Ее ручка чуть дрогнула, она взволнованно замолчала, и Димитрий мягко, но неотступно притянул её к себе, целуя в губы, глаза, щёки…
Она вдруг порывисто обвила его шею руками и сама крепко, с упоением поцеловала в губы, прижалась, пылающая, возбуждённая… И так же вдруг вырвалась, поправляя прическу.
– Пора! Кругом огни, луна восходит. Не можно больше!
– Марианна! Красавица! Ещё один…
– Скорее в лодку! Там ждут нас.
В тишине ночи они молча возвращались к берегу.
– Да! Чуть не забыла! Не будем торопиться, дорогой мой, покатаемся немного. – И едва слышно продолжала дальше: – Вопрос у меня есть к принцу. Я дважды уже слышала злые слухи про царевича… Не гневайся, мой коханый, но я хочу знать из уст твоих: в чём дело? Скажи мне правду – я не боюсь её: теперь ничего уже не изменится, и я всё равно с тобою!

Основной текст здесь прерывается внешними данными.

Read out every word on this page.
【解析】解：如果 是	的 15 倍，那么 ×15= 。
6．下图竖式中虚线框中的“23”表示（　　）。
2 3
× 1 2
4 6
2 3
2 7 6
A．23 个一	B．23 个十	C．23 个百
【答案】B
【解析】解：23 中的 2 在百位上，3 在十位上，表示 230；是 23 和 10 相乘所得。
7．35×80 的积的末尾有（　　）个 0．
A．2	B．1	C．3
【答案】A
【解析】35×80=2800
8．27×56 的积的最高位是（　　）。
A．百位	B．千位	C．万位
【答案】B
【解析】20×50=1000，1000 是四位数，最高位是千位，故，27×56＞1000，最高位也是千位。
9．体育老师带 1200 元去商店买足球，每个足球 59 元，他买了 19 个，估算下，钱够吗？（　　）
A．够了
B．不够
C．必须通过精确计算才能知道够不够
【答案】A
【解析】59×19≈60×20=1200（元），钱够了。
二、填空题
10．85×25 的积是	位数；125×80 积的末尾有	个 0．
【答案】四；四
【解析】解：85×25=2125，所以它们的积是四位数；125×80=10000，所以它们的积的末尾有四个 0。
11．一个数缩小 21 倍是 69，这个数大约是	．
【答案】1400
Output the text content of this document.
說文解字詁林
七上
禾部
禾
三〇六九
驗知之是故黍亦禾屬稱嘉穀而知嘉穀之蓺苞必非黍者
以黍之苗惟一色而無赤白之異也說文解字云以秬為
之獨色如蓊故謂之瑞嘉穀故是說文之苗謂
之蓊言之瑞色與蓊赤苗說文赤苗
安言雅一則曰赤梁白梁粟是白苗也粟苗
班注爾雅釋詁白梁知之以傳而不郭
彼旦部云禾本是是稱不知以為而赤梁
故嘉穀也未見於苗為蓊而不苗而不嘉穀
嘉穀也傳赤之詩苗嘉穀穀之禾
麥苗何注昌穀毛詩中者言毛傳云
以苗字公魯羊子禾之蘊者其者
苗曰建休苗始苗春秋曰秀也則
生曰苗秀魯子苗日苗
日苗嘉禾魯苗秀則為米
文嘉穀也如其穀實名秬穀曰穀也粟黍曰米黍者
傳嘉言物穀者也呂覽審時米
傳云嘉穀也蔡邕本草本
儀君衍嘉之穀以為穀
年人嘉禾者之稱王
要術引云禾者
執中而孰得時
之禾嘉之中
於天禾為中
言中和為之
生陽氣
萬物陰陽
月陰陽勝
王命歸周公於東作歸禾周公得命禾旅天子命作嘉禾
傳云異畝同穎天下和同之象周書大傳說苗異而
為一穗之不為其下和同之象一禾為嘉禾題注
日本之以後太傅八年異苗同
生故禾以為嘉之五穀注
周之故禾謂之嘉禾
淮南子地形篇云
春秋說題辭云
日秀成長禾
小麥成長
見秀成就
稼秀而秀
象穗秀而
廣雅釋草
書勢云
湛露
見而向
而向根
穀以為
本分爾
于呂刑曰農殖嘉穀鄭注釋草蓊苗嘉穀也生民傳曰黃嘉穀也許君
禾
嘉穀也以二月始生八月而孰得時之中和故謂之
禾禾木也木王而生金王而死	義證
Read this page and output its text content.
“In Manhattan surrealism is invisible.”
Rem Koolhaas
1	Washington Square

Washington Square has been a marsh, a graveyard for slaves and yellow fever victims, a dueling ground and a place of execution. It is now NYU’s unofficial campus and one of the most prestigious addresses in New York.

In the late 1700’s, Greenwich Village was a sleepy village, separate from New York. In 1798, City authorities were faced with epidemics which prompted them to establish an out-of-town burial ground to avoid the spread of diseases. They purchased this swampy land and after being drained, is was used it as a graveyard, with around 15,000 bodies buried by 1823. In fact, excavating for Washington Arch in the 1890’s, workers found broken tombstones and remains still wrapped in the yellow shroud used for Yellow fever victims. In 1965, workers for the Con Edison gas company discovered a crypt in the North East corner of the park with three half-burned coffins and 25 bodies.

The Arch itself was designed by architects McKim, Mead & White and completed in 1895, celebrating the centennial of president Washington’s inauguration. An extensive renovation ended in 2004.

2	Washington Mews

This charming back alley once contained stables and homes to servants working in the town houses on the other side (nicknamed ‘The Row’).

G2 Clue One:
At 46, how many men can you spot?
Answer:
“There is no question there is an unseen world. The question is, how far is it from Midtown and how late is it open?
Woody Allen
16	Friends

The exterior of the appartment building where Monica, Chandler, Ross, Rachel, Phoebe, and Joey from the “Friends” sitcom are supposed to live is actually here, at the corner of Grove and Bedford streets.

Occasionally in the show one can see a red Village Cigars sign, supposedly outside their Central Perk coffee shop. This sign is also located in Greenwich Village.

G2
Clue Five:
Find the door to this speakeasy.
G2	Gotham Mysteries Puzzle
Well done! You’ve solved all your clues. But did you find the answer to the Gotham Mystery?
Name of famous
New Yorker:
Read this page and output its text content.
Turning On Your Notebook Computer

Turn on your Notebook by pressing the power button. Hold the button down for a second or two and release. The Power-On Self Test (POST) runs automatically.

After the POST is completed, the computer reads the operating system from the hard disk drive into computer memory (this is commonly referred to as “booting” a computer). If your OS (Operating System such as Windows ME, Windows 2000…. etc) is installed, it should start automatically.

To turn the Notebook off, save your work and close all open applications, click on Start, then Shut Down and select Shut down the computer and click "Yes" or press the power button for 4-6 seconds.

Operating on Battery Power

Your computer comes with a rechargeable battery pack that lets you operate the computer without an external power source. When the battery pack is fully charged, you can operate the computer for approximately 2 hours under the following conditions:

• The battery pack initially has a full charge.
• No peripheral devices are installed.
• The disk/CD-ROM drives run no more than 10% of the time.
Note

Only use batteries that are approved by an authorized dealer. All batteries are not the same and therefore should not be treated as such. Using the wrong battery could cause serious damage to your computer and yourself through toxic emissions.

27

– Посмел ли бы я обманывать Марианну? Но незачем мне обманывать! Историю мою ты знаешь – она правдива: с детских лет меня царевичем зовут. Но дабы рассеять слухи и сомненья – клянусь тебе! – Он быстро вынул из-под платья золотой крест и, держа его перед собою, торжественно заявил: – Клянусь памятью моего отца, царя Ивана Васильевича, что не ведаю обмана я в имени моём, ибо кровный сын его есмь! Аминь! – И он поцеловал свою святыню.
– Аминь! – подтвердила Марианна. – Благодарю царевича и не забуду того, что слышала.
Проводив её до шумной залы, он удалился в свои покои: был так взволнован, так настроен счастливо и грустно, что не хотелось оставаться на людях. Хоть и поздно заснул он в ту ночь, но встал до солнца, почувствовав приближенье рассвета через открытое окно. Не желая будить слуг, он, не одеваясь, зажег от лампады свечу, осмотрел свои шкатулки, убрал бумаги, драгоценные вещи, запер сундуки и задумался. В окно глядела заря, и начинался день – первый день его действенной жизни: сегодня он наконец выступает с войском в поход, идёт добывать престол отцовский, потрясать огромное государство. Что ждёт его? Почести? Марианна? Или застенок? Плаха на площади? Тёмная судьбина безвестная!.. На столе оставался листок бумаги, и он машинально написал на нём «Марианна», попробовал что-то нарисовать и дописал: «Он не отдаст мне её, если не получит Смоленска!» И улыбнулся: никогда он не получит не токмо Смоленска, но и ни одного клочка земли руссийской! Марианну же отдаст просто за деньги, за уплату его долгов. Он жулик, этот Мнишек! Да и все они хороши! С этим жалким войском разбить годуновскую рать – смешно и думать! Однако идти на Русь с большой польской силой он тоже не хотел бы: эти друзья таковы, что не всегда от врагов отличишь! Всё упованье иметь надо на русских повстанцев, от поляков же избавиться как можно скорее. И ни в каком случае не позволять им заниматься грабежом. Иезуитов после перехода Днепра тоже держать подальше и завести своих попов. Жаль, что сейчас их нету. Вот перед выходом надо бы молебен отслужить, а некому! Молиться же с ксендзами, упоминая короля и папу, неохота. Он вынул из сундука русскую икону, подаренную Пушкиным, прочёл перед ней молитву, поцеловал, убрал и, вызвав слугу, стал одеваться.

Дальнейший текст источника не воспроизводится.